Secrets of the Superfit Elderly

While senior citizens are not the ones who commonly come to mind when we picture people at the peak of fitness, there is a small but hardy subset of elderly people who defy the typical age-related physical declines experienced by most of their cohorts.

These vigorous folks take their health and athleticism seriously. In fact, some compete in sporting events and set records for their age groups. What sets apart these superfit seniors from the rest of us? And what can we learn from them?

Exercise doesn't just keep you cardiovascularly fit-it banishes all kinds of age-related illness. A couple of studies targeting middle-aged runners indicated that their very chromosomes were healthier than those of other people their age. Intense exercise seems to raise levels of an enzyme called telomerase. This enzyme maintains and repairs chromosomes, keeping you healthier and, in effect, turning back the clock.

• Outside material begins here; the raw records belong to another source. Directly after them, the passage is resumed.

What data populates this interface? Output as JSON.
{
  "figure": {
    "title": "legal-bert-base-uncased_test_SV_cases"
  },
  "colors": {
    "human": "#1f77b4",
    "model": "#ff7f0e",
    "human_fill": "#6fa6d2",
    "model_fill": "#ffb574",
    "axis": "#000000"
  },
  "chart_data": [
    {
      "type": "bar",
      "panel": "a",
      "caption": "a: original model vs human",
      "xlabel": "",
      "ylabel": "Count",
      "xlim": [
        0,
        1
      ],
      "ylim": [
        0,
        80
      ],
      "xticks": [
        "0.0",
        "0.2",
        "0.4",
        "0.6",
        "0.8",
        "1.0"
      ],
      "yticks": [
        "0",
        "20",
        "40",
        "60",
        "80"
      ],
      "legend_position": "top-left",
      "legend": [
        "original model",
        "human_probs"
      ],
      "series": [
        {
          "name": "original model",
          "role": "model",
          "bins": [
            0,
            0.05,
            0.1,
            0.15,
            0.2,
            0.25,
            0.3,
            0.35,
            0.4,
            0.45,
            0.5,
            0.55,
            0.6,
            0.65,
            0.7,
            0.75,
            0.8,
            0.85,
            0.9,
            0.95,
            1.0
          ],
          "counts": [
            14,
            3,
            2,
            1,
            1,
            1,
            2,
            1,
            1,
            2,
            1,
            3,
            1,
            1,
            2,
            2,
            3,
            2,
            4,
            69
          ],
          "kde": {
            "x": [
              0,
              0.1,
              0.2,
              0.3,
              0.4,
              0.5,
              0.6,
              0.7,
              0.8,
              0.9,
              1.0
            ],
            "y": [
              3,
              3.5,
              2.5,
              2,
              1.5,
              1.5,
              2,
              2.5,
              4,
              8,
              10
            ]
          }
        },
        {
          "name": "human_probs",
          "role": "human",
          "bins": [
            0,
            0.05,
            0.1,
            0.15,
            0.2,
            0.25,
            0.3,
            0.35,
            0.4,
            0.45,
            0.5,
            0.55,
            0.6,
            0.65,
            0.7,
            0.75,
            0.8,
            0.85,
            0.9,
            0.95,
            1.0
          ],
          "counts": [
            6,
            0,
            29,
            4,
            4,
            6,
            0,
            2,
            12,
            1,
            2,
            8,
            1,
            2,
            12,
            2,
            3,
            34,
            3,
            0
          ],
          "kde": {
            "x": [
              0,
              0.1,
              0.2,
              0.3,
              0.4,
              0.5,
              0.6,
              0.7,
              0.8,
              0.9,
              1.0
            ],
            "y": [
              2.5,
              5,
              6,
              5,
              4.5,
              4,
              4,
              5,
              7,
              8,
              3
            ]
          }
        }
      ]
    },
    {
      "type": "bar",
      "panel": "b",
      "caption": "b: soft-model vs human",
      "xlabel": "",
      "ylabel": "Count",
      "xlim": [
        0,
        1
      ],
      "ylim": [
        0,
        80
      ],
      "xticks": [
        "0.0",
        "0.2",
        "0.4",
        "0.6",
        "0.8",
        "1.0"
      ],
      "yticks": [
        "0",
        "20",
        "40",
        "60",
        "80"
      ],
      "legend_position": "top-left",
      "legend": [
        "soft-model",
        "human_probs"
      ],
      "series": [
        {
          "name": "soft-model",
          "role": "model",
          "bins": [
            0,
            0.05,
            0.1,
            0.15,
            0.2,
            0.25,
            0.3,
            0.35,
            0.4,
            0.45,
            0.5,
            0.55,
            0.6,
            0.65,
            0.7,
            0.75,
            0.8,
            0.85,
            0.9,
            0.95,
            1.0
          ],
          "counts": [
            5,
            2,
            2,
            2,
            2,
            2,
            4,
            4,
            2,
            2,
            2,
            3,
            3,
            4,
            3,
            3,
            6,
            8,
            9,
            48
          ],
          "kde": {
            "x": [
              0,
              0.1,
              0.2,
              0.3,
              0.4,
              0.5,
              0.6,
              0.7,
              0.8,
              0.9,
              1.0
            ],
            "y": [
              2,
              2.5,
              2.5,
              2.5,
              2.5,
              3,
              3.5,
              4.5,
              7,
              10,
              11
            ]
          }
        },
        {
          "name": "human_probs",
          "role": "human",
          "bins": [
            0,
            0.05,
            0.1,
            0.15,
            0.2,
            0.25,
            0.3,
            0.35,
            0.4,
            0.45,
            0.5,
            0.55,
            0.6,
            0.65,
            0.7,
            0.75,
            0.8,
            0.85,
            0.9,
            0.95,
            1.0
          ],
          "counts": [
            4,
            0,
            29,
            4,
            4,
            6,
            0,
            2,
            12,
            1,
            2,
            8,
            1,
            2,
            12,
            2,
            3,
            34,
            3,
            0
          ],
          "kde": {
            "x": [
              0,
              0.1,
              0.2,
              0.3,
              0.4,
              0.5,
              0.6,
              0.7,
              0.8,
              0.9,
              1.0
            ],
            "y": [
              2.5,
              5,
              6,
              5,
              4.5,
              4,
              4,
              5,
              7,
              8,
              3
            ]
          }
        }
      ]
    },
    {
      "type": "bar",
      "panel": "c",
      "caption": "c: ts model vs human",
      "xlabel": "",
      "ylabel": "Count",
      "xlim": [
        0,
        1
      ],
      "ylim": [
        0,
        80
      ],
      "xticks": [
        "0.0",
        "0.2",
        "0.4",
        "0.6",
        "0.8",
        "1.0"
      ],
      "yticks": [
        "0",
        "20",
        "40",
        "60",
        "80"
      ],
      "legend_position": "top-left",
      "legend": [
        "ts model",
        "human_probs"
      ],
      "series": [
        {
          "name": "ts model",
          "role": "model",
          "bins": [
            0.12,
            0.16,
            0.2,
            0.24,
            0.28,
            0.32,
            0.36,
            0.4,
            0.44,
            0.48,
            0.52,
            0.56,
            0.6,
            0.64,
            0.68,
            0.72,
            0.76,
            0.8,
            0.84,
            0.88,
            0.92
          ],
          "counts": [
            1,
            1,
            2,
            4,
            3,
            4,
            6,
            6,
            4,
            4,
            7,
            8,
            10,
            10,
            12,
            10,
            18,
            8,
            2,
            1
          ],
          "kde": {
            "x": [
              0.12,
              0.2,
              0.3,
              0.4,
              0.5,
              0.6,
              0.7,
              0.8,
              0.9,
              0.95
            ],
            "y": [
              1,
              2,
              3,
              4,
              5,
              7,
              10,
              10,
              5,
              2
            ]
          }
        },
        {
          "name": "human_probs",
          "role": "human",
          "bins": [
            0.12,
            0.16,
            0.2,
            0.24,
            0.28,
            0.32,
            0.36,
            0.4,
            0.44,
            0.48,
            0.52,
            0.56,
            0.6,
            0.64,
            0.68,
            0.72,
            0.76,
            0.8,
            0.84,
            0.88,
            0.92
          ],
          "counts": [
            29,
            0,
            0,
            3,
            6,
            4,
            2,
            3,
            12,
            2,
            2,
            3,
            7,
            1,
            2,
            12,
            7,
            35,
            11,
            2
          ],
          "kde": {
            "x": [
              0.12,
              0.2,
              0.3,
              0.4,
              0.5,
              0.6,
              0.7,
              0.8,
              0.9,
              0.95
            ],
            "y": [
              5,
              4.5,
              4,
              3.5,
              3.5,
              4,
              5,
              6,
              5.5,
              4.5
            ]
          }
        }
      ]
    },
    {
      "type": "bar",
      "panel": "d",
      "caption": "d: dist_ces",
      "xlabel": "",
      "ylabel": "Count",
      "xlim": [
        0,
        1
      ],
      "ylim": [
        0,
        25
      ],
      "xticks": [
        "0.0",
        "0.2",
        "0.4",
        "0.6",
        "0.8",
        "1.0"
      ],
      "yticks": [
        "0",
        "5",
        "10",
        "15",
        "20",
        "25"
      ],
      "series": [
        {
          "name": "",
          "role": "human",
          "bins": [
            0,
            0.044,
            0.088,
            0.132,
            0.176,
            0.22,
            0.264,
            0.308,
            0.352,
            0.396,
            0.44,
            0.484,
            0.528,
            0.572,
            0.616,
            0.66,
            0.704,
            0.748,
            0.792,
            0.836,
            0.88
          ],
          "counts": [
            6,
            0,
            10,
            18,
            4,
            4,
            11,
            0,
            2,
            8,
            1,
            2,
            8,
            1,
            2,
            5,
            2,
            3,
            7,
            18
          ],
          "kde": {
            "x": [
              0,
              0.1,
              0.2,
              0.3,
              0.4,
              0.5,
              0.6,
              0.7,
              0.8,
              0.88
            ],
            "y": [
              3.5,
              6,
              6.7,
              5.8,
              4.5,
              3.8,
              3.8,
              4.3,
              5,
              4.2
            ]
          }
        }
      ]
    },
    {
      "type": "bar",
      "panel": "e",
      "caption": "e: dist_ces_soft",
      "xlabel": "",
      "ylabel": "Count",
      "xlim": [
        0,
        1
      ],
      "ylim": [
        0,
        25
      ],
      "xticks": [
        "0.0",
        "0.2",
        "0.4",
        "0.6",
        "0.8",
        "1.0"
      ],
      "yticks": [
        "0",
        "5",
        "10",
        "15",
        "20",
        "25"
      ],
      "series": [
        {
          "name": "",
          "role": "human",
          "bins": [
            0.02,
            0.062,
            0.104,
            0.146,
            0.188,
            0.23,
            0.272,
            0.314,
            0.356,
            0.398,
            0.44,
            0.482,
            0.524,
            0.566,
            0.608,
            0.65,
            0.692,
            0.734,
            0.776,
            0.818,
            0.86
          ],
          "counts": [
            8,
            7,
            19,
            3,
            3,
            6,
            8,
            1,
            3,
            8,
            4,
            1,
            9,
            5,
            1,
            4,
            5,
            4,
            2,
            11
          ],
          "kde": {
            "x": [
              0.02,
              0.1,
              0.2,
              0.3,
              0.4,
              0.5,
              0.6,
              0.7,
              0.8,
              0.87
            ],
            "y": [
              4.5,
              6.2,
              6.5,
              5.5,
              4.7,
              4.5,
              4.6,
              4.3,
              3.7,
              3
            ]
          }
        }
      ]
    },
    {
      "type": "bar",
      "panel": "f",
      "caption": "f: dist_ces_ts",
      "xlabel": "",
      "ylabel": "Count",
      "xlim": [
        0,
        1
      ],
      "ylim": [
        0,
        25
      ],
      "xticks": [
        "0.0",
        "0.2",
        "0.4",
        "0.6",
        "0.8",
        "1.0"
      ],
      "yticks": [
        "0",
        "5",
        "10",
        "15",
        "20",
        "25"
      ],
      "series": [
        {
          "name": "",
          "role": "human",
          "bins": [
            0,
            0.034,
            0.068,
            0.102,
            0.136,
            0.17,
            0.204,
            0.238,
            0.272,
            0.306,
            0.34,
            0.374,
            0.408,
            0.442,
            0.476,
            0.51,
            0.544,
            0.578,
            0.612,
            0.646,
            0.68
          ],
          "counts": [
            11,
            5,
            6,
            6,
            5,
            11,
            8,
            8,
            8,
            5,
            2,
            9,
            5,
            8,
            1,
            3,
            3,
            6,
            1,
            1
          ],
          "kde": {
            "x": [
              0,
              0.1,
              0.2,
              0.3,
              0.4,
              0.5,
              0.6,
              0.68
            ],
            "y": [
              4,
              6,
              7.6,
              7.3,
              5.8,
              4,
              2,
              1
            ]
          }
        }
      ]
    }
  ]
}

Muscle is important. Walking may be great for your heart, but to be in optimal shape, it's important to build muscle. A 2007 study of both young and old people found that resistance training was key in terms of strength and health.

A group of older people whose average age was 70 underwent a six-month program of weight lifting and strength training. A younger group whose participants averaged 26 years of age followed a similar workout regimen. Before the workouts began, the older people were an average of 59 percent weaker than the younger people. But after the program, they were only 38 percent weaker.

In addition, tests showed that they were effectively able to reverse the normal age-related decline of their mitochondrial function. Mitochondria are cells' powerhouses; keeping the mitochondria working smoothly helps to keep the body free of disease.

Having support is crucial. Finding people to cheer you on in your fitness goals is important for anyone, but it may be particularly important for older people who are no longer driven by a desire to look slim or whose former workout buddies may all be dropping out of the race.

Experts have found that training partners and family members play an important role in keeping an aging athlete on his or her feet, but the biggest source of motivation typically comes from a spouse.

No matter whether you're 45 or 85, there's no excuse for not dusting off those sneakers and getting active. Your future longevity may depend on it.